L’opera in questione è  una sorta di summa,  punto d’arrivo di fili di pensieri, o meglio di lotte, di battaglie vis a vis, che negli anni si sono consumate tra persone, coppie soprattutto. Come avveniva in Clôture de l’amour, dove assistevamo alla separazione per l’appunto di una coppia, o in Répétition, dedicata alla difficile arte di essere buoni attori, di essere sempre, ad ogni replica, sinceramente “presenti” in scena (per citare due delle sue pièce andate in scena anche in versione italiana). E così Architecture, per confessione dello stesso autore, contiene parti di Clôture, Répétition, di Soeurs, De mes propres mains, L’Art du Théâtre, Répétition; abbattendo per una volta la quarta parete, Rambert si rivolge al pubblico e mescola opere passate e presenti in cui sempre emergeva una dinamica di dolori e catarsi, per raccontare di un dolore collettivo più grande, più diffuso, di una lotta gigantesca e fallimentare: quella che ha visto la più raffinata ragione crollare sotto i colpi della follia degli anni tra le due guerre.

Tra gli spettacoli imperdibili di Vie Festival 2020, questo nuovo Architecture (che ha debuttato ad Avignone a luglio 2019) co-prodotto da Ert , in scena all’Arena del Sole di Bologna il 22 e 23 febbraio, fa i conti con la pazza Europa dei foschi anni che vanno dal 1911 al periodo dell’Anschluss, quelli cioè che portarono alla Seconda Guerra mondiale, mettendo al centro una famiglia brillante composta da compositori, architetti, filosofi, scrittori, scienziati, scrittrici, attrici, pittrici ma soggiogata da un padre folle e violento.
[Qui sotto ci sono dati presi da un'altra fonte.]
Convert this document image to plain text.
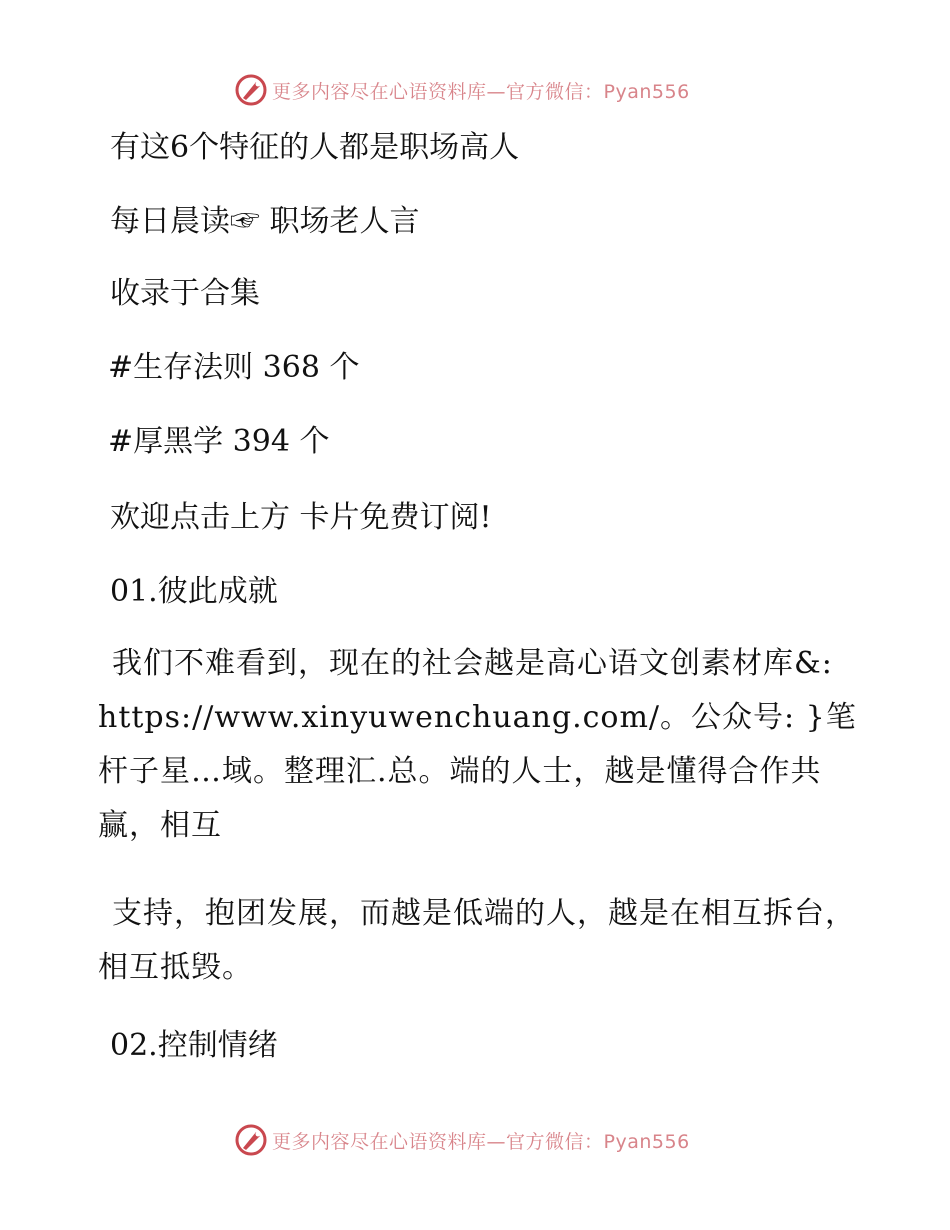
更多内容尽在心语资料库—官方微信：Pyan556
有这6个特征的人都是职场高人
每日晨读☞ 职场老人言
收录于合集
#生存法则 368 个
#厚黑学 394 个
欢迎点击上方 卡片免费订阅!
01.彼此成就
我们不难看到，现在的社会越是高心语文创素材库&: https://www.xinyuwenchuang.com/。公众号: }笔杆子星…域。整理汇.总。端的人士，越是懂得合作共赢，相互
支持，抱团发展，而越是低端的人，越是在相互拆台，相互抵毁。
02.控制情绪
更多内容尽在心语资料库—官方微信：Pyan556
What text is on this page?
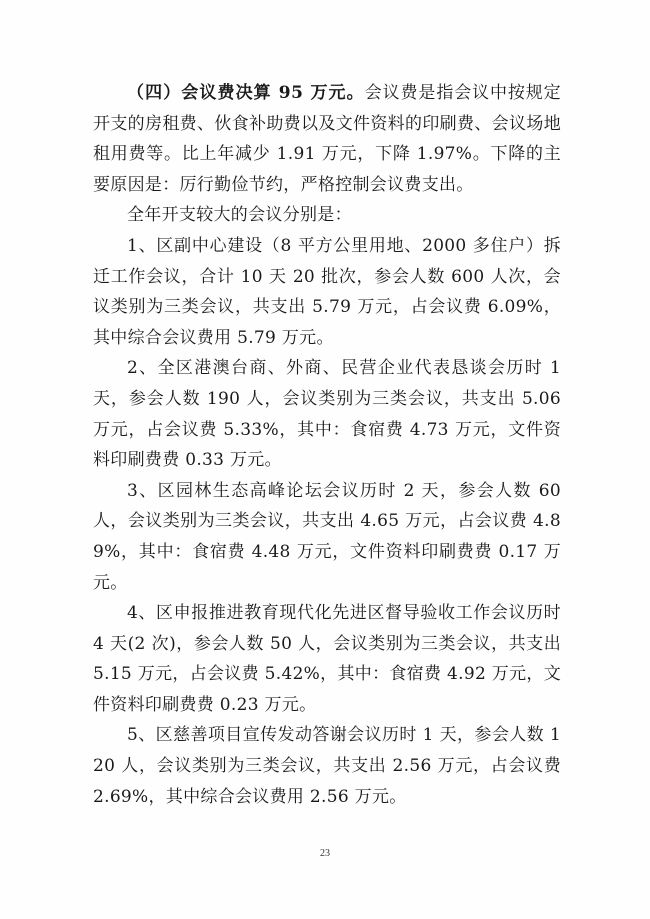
（四）会议费决算 95 万元。会议费是指会议中按规定开支的房租费、伙食补助费以及文件资料的印刷费、会议场地租用费等。比上年减少 1.91 万元，下降 1.97%。下降的主要原因是：厉行勤俭节约，严格控制会议费支出。

全年开支较大的会议分别是：

1、区副中心建设（8 平方公里用地、2000 多住户）拆迁工作会议，合计 10 天 20 批次，参会人数 600 人次，会议类别为三类会议，共支出 5.79 万元，占会议费 6.09%，其中综合会议费用 5.79 万元。

2、全区港澳台商、外商、民营企业代表恳谈会历时 1 天，参会人数 190 人，会议类别为三类会议，共支出 5.06 万元，占会议费 5.33%，其中：食宿费 4.73 万元，文件资料印刷费费 0.33 万元。

3、区园林生态高峰论坛会议历时 2 天，参会人数 60 人，会议类别为三类会议，共支出 4.65 万元，占会议费 4.89%，其中：食宿费 4.48 万元，文件资料印刷费费 0.17 万元。

4、区申报推进教育现代化先进区督导验收工作会议历时 4 天(2 次)，参会人数 50 人，会议类别为三类会议，共支出 5.15 万元，占会议费 5.42%，其中：食宿费 4.92 万元，文件资料印刷费费 0.23 万元。

5、区慈善项目宣传发动答谢会议历时 1 天，参会人数 120 人，会议类别为三类会议，共支出 2.56 万元，占会议费 2.69%，其中综合会议费用 2.56 万元。

23
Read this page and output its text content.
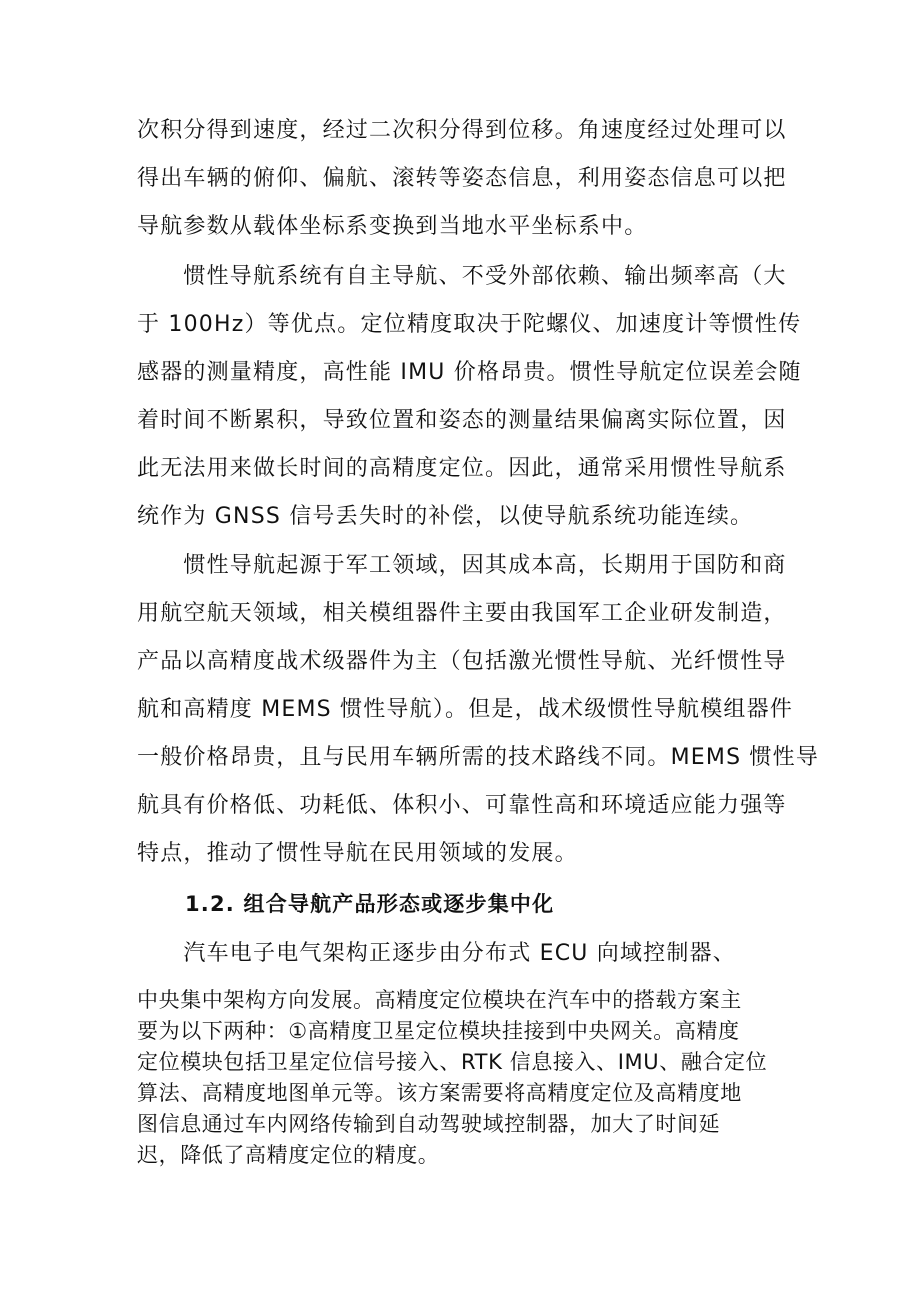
次积分得到速度，经过二次积分得到位移。角速度经过处理可以
得出车辆的俯仰、偏航、滚转等姿态信息，利用姿态信息可以把
导航参数从载体坐标系变换到当地水平坐标系中。
　　惯性导航系统有自主导航、不受外部依赖、输出频率高（大
于 100Hz）等优点。定位精度取决于陀螺仪、加速度计等惯性传
感器的测量精度，高性能 IMU 价格昂贵。惯性导航定位误差会随
着时间不断累积，导致位置和姿态的测量结果偏离实际位置，因
此无法用来做长时间的高精度定位。因此，通常采用惯性导航系
统作为 GNSS 信号丢失时的补偿，以使导航系统功能连续。
　　惯性导航起源于军工领域，因其成本高，长期用于国防和商
用航空航天领域，相关模组器件主要由我国军工企业研发制造，
产品以高精度战术级器件为主（包括激光惯性导航、光纤惯性导
航和高精度 MEMS 惯性导航）。但是，战术级惯性导航模组器件
一般价格昂贵，且与民用车辆所需的技术路线不同。MEMS 惯性导
航具有价格低、功耗低、体积小、可靠性高和环境适应能力强等
特点，推动了惯性导航在民用领域的发展。
1.2. 组合导航产品形态或逐步集中化
　　汽车电子电气架构正逐步由分布式 ECU 向域控制器、
中央集中架构方向发展。高精度定位模块在汽车中的搭载方案主
要为以下两种：①高精度卫星定位模块挂接到中央网关。高精度
定位模块包括卫星定位信号接入、RTK 信息接入、IMU、融合定位
算法、高精度地图单元等。该方案需要将高精度定位及高精度地
图信息通过车内网络传输到自动驾驶域控制器，加大了时间延
迟，降低了高精度定位的精度。
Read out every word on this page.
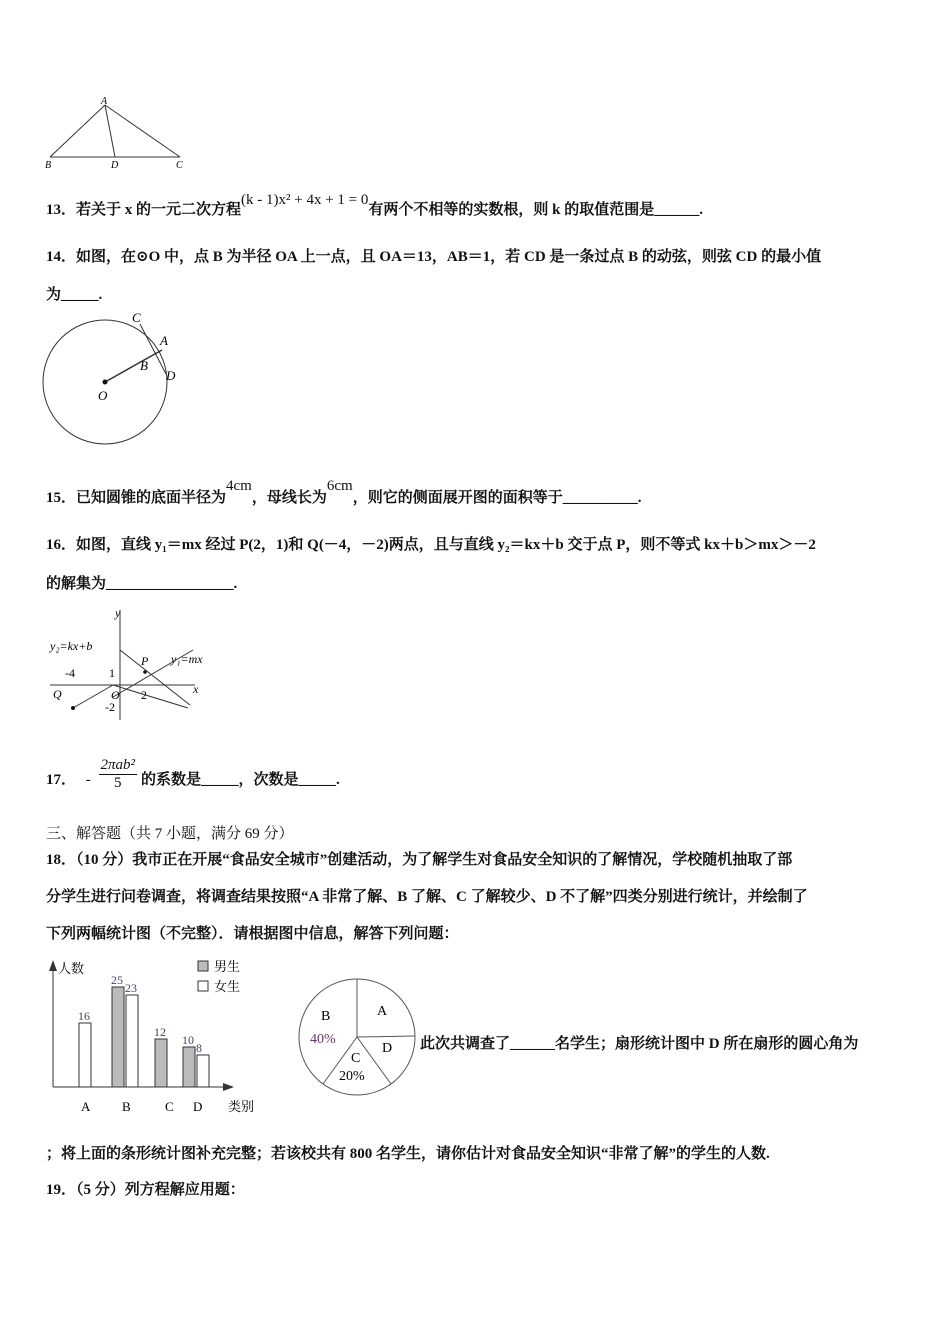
A
B	D	C
13．若关于 x 的一元二次方程(k - 1)x² + 4x + 1 = 0有两个不相等的实数根，则 k 的取值范围是______.
14．如图，在⊙O 中，点 B 为半径 OA 上一点，且 OA＝13，AB＝1，若 CD 是一条过点 B 的动弦，则弦 CD 的最小值
为_____.
C
A
B
D
O
15．已知圆锥的底面半径为4cm，母线长为6cm，则它的侧面展开图的面积等于__________.
16．如图，直线 y₁＝mx 经过 P(2，1)和 Q(－4，－2)两点，且与直线 y₂＝kx＋b 交于点 P，则不等式 kx＋b＞mx＞－2
的解集为_________________.
y
x
y₂=kx+b
y₁=mx
P
Q	O
-4	1
2
-2
17． -
2πab²
5	的系数是_____，次数是_____.
三、解答题（共 7 小题，满分 69 分）
18．（10 分）我市正在开展“食品安全城市”创建活动，为了解学生对食品安全知识的了解情况，学校随机抽取了部
分学生进行问卷调查，将调查结果按照“A 非常了解、B 了解、C 了解较少、D 不了解”四类分别进行统计，并绘制了
下列两幅统计图（不完整）．请根据图中信息，解答下列问题：
人数
类别
男生
女生
A
16
B
25
23
C
12
D
10
8
A
B
40%
C
20%
D 此次共调查了______名学生；扇形统计图中 D 所在扇形的圆心角为
；将上面的条形统计图补充完整；若该校共有 800 名学生，请你估计对食品安全知识“非常了解”的学生的人数.
19．（5 分）列方程解应用题：
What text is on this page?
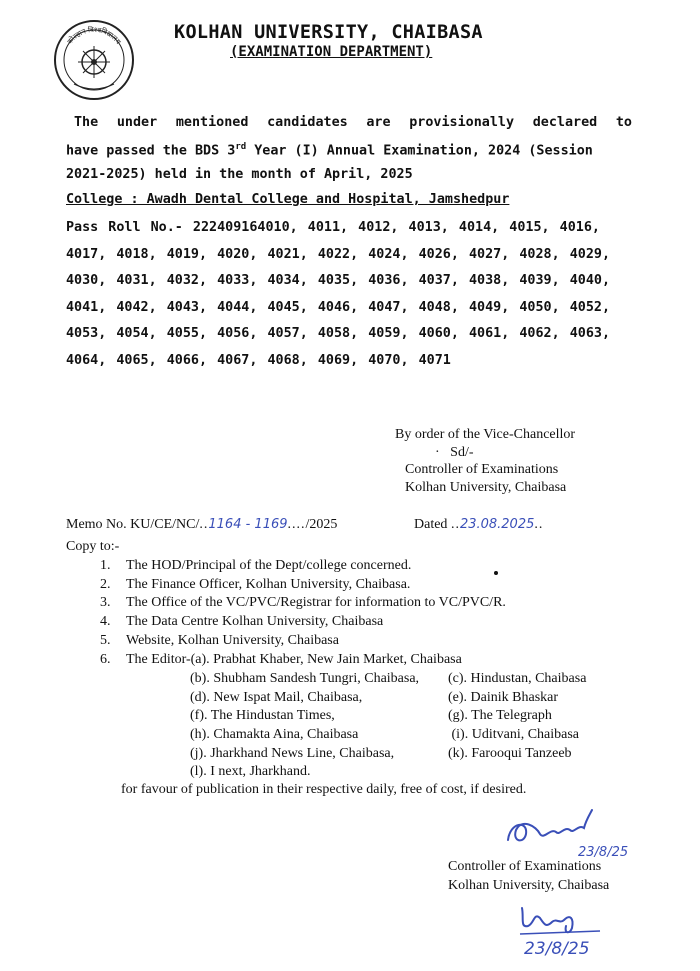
कोल्हान विश्वविद्यालय	KOLHAN UNIVERSITY, CHAIBASA
(EXAMINATION DEPARTMENT)
The under mentioned candidates are provisionally declared to
have passed the BDS 3rd Year (I) Annual Examination, 2024 (Session
2021-2025) held in the month of April, 2025
College : Awadh Dental College and Hospital, Jamshedpur
Pass Roll No.- 222409164010, 4011, 4012, 4013, 4014, 4015, 4016, 4017, 4018, 4019, 4020, 4021, 4022, 4024, 4026, 4027, 4028, 4029, 4030, 4031, 4032, 4033, 4034, 4035, 4036, 4037, 4038, 4039, 4040, 4041, 4042, 4043, 4044, 4045, 4046, 4047, 4048, 4049, 4050, 4052, 4053, 4054, 4055, 4056, 4057, 4058, 4059, 4060, 4061, 4062, 4063, 4064, 4065, 4066, 4067, 4068, 4069, 4070, 4071
By order of the Vice-Chancellor
·   Sd/-
Controller of Examinations
Kolhan University, Chaibasa
Memo No. KU/CE/NC/..1164 - 1169..../2025	Dated ..23.08.2025..
Copy to:-
1. The HOD/Principal of the Dept/college concerned.
2. The Finance Officer, Kolhan University, Chaibasa.
3. The Office of the VC/PVC/Registrar for information to VC/PVC/R.
4. The Data Centre Kolhan University, Chaibasa
5. Website, Kolhan University, Chaibasa
6. The Editor-(a). Prabhat Khaber, New Jain Market, Chaibasa
(b). Shubham Sandesh Tungri, Chaibasa, (c). Hindustan, Chaibasa
(d). New Ispat Mail, Chaibasa,	(e). Dainik Bhaskar
(f). The Hindustan Times,	(g). The Telegraph
(h). Chamakta Aina, Chaibasa	(i). Uditvani, Chaibasa
(j). Jharkhand News Line, Chaibasa,	(k). Farooqui Tanzeeb
(l). I next, Jharkhand.
for favour of publication in their respective daily, free of cost, if desired.
23/8/25
Controller of Examinations
Kolhan University, Chaibasa
23/8/25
Metafora nella metafora, dal momento che la pièce racconta (in tre ore in di recitazione, canto e ballo) come tutto quel loro conoscere e lottare per la bellezza e il pensiero diverrà cenere di fronte all’ascesa del nazismo.

L’architettura, – spiega infatti Rambert – esprime il dubbio di fronte a ciò che è stato costruito; l’idea principale del gioco è che tutte le cose in cui si crede, queste cose che sembrano così forti, ben costruite, ben progettate, tutte queste cose che vogliono ricordarci che non siamo selvaggi, che viviamo in un mondo ben strutturato, ben costruito, con un alto livello di linguaggio, di grammatica, di organizzazione politica, di realizzazione artistica e sociale, attraverso quei legami che tengono una famiglia, un paese, un continente insieme, tutte queste cose che si danno per scontate, indistruttibili, possono essere spazzate via”.

Un monito agghiacciante per il presente, a cui pure Rambert, molto raffinato nella ricostruzione storica tramite costumi, musiche e ambientazione, offre riferimenti diretti inserendo oggetti della contemporaneità (come i portatili da cui gli attori alla fine leggeranno le indicazioni sceniche dello spettacolo che stanno scrivendo). Un modo per collegare ieri ed oggi, per ricordare che a perdere valore dinanzi alla follia è innanzitutto il linguaggio, che a un certo punto smette di dire il mondo e osserva inerme il totale, disastroso fallimento della ragione.